2014 Dropout Crisis by the Numbers Infographic
Despite a growing graduation rate, U.S. high schools still have too many students leaving without a diploma. The 2014 Dropout Crisis by the Numbers Infographic highlights some of the disturbing reasons teens drop out of school, the devastating possible consequences and hope for the way ahead.
U.S. High School Non-Completion Rates 2013
Every 26 seconds of the school day a student drops out ... That’s 7,000 students every single day and over 1 million students every single year (54% are male and 46% female).
Why do students drop out? What are the risk factors?
Students who leave school do so because they are facing difficulties in and out of school. Here are the major reasons:
1. Unstable Home Life
- 87% have experienced homelessness
- 79% have had a parent who was incarcerated
- 50% have changed schools
- 11% have been in foster care
2. Toxic Environments
- Students who drop out are far more likely to experience unsupportive, unsafe & violent neighborhoods & schools
3. Lack of Connections
- No parent, relative or educator to count on
- Dropouts aren’t qualified or eligible for 90% of all jobs.
- Dropouts face unemployment rates almost double that of high school graduates (15% vs. 9%).
- High school graduates, on average, earn $9,245 more per year than high school dropouts.
- Dropouts earn 65% less per year compared to college grads with bachelor’s degrees ($20,241 to $56,665).
- 67% of state prison populations, 56% of federal inmates and 69% of inmates in local jails did not complete high school.

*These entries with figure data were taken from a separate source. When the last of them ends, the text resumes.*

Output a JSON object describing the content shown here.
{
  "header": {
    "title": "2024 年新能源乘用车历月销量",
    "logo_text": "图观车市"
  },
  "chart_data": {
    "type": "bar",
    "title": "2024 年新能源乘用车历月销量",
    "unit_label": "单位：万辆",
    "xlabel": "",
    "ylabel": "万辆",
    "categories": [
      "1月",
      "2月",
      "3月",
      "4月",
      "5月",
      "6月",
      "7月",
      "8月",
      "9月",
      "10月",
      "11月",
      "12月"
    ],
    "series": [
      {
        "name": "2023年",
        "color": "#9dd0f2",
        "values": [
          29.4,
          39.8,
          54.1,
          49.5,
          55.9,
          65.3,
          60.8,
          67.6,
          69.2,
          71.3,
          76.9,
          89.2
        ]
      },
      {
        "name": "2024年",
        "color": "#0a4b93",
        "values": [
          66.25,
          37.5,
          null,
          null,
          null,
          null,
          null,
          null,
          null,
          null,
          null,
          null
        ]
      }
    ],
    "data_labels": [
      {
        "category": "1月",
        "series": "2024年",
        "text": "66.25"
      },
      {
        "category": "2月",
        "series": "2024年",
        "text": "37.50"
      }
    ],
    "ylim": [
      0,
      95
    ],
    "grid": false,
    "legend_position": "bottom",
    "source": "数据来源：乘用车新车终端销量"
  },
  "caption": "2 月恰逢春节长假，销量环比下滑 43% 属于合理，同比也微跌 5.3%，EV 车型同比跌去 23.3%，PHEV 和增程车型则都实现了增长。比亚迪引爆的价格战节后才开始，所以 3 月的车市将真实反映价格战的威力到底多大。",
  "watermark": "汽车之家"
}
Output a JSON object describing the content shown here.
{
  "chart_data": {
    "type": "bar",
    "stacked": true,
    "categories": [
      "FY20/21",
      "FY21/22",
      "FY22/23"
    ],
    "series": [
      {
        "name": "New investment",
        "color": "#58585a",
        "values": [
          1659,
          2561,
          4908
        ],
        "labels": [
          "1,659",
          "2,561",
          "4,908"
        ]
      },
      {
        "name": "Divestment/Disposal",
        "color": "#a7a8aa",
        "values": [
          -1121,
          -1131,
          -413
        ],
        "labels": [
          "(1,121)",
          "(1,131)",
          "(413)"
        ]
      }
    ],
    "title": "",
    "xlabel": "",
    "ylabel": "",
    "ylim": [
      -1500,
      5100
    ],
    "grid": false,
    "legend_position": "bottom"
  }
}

- Dropouts will cost the U.S. economy $154 billion in lost wages, taxes & productivity over their lifetimes (class of 2011).
- Dropouts are more likely to live in poverty, have poor health and depend on government assistance.
- Over a 45-year career, the earnings difference between a dropout & someone with a HS degree can exceed $700,000.
- Dropouts have a life expectancy 9.2 years shorter than HS graduates.
- Dropouts cost the U.S. $8 billion per year in public assistance programs like food stamps.
Help & Hope
There is help. Some programs and interventions have proven successful in getting dropouts back in school and on solid life paths. The National Guard Youth ChalleNGe Program is one that has an exceptional track record. It provides the support needed for at-risk youth to re-engage in their education.
The National Guard Youth ChalleNGe Program (NGYCP) began in the early 1990s to equip at-risk youth with the skills, training and education to have successful adult lives. The 17-month program consists of a two-week Pre-Challenge phase, a 20-week Residential phase & a one-year Post-Residential phase with mentoring.